The City of Manent

"The City of Manent: A French Political Philosopher Examines Modernity," review of The City of Man, by Pierre Manent, Weekly Standard, 15 June 1998.

Excerpt:

A book like Pierre Manent’s The City of Man doesn’t come along every day.  Originally published in France in 1994 and now brought out in English by Princeton University Press, its is a fundamental book, and it raises a fundamental question: What is man?

Manent is a Frenchman, a student of the political philosopher Raymond Aron, and a professor of philosophy in Paris at the Ecole des Hautes Etudes — which could be rendered into English as the “School of Tall Studies” in a translation somewhat worse than the version of The City of Man by Marc A. LePain.  In our increasingly under-educated country it may be pointless to say, but I’ll say it: One good reason for learning French is to read prose like Pierre Manent’s.

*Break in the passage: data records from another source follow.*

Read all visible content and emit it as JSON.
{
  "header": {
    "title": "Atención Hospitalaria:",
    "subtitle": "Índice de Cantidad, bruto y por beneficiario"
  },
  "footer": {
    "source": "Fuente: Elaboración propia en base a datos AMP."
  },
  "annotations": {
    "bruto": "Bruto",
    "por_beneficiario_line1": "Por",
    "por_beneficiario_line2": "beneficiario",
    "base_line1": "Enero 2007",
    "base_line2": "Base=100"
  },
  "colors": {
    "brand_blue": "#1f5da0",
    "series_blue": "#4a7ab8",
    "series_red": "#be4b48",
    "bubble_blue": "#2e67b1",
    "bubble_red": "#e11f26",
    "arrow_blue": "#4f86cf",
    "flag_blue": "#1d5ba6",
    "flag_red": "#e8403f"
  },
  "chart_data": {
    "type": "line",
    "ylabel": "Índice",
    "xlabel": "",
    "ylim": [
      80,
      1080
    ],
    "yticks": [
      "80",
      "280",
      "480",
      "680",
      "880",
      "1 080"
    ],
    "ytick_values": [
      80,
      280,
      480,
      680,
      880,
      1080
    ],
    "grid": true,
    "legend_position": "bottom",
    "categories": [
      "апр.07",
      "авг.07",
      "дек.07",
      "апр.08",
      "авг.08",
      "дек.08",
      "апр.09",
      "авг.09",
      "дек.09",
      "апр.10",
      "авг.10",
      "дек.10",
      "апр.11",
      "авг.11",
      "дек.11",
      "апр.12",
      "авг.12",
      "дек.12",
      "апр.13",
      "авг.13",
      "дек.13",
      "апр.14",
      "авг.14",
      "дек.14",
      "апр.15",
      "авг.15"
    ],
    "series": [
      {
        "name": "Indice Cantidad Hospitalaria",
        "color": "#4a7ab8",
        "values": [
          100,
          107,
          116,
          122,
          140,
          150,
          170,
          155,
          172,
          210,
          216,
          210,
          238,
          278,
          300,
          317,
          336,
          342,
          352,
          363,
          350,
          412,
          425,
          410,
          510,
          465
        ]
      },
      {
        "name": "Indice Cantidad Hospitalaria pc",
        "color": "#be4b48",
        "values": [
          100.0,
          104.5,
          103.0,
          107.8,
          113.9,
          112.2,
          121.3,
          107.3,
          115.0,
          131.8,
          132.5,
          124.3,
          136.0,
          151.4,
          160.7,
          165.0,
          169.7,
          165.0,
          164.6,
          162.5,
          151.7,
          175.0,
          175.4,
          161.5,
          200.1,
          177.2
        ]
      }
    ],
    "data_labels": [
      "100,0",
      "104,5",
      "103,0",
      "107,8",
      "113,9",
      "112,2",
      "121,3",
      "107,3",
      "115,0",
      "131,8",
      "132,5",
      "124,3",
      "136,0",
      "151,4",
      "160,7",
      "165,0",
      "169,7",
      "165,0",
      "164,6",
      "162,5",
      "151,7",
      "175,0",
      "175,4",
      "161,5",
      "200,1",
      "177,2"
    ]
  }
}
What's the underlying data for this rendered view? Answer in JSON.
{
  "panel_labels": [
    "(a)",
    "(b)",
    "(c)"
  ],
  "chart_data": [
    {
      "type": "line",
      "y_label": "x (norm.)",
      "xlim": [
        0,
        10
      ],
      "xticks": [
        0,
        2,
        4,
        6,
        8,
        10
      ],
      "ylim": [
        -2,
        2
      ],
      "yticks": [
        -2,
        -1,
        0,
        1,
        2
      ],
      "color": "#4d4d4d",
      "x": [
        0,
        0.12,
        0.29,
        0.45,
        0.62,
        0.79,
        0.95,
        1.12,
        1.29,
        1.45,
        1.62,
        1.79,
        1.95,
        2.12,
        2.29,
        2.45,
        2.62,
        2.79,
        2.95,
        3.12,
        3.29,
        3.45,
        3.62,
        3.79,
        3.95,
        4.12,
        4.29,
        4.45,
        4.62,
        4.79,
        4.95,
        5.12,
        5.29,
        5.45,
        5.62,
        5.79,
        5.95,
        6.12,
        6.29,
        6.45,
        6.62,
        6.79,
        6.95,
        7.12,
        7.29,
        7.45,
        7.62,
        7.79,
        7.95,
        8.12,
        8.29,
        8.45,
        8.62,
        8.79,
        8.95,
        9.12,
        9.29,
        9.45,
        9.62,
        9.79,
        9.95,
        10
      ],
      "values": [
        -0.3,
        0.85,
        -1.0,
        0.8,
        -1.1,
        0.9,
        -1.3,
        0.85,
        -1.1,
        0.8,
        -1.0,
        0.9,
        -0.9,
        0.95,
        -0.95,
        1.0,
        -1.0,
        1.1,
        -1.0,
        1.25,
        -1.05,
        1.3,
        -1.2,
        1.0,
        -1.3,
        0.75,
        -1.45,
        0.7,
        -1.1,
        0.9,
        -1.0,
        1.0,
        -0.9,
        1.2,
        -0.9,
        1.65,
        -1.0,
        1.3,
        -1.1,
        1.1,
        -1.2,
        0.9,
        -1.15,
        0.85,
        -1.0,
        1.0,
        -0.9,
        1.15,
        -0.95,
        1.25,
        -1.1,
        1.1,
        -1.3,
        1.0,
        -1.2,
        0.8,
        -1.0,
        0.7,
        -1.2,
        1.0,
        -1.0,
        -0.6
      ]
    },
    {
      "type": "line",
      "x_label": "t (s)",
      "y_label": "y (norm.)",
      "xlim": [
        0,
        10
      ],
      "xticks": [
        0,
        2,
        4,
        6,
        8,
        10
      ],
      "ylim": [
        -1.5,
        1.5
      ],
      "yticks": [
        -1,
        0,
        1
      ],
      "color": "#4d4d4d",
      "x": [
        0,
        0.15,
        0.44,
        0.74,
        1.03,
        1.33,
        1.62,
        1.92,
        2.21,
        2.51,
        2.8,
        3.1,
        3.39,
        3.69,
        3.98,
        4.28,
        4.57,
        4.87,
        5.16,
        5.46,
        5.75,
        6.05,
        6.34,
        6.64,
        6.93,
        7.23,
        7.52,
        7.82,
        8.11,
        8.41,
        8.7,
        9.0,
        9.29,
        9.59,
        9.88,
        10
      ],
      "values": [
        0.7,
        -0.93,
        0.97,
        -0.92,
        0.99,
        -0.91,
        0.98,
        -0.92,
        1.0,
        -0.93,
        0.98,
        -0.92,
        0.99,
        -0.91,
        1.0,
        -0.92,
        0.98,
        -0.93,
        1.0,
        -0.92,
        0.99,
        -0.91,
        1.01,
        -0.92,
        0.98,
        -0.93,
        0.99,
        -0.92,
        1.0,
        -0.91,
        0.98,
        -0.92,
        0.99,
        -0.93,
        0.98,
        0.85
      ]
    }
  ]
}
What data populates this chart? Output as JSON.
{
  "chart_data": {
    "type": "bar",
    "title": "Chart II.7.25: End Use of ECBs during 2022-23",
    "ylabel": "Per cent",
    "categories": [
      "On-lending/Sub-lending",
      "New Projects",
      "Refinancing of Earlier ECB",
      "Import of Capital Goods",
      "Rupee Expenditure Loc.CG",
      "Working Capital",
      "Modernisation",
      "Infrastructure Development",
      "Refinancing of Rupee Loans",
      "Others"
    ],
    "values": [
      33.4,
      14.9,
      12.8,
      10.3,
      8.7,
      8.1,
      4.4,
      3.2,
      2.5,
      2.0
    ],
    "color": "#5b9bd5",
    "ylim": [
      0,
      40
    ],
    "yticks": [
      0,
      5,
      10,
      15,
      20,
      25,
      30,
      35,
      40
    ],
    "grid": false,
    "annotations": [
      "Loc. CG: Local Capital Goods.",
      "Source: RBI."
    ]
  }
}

Manent’s previous works include An Intellectual History of Liberalism (1987) and Tocqueville and the Nature of Democracy (1982), also recently translated.  A volume of essays, Modern Liberty and Its Discontents, is on the way.  For decades after World War II, his mentor Aron stood against communism and existentialism in France, and Manent, now forty-nine years old, is a leader in the succeeding generation of classical liberals (similar to our conservatives) now dominant in French intellectual life.  He is the antithesis of the pretentious and pernicious theorizers of the radical “Generation of ’68” — Jacques Derrida, Michel Foucault, Gilles Deleuze, and all the rest — who were through the 1970s and ’80s so eagerly imported from France and retailed to politically correct universities by gullible American professors.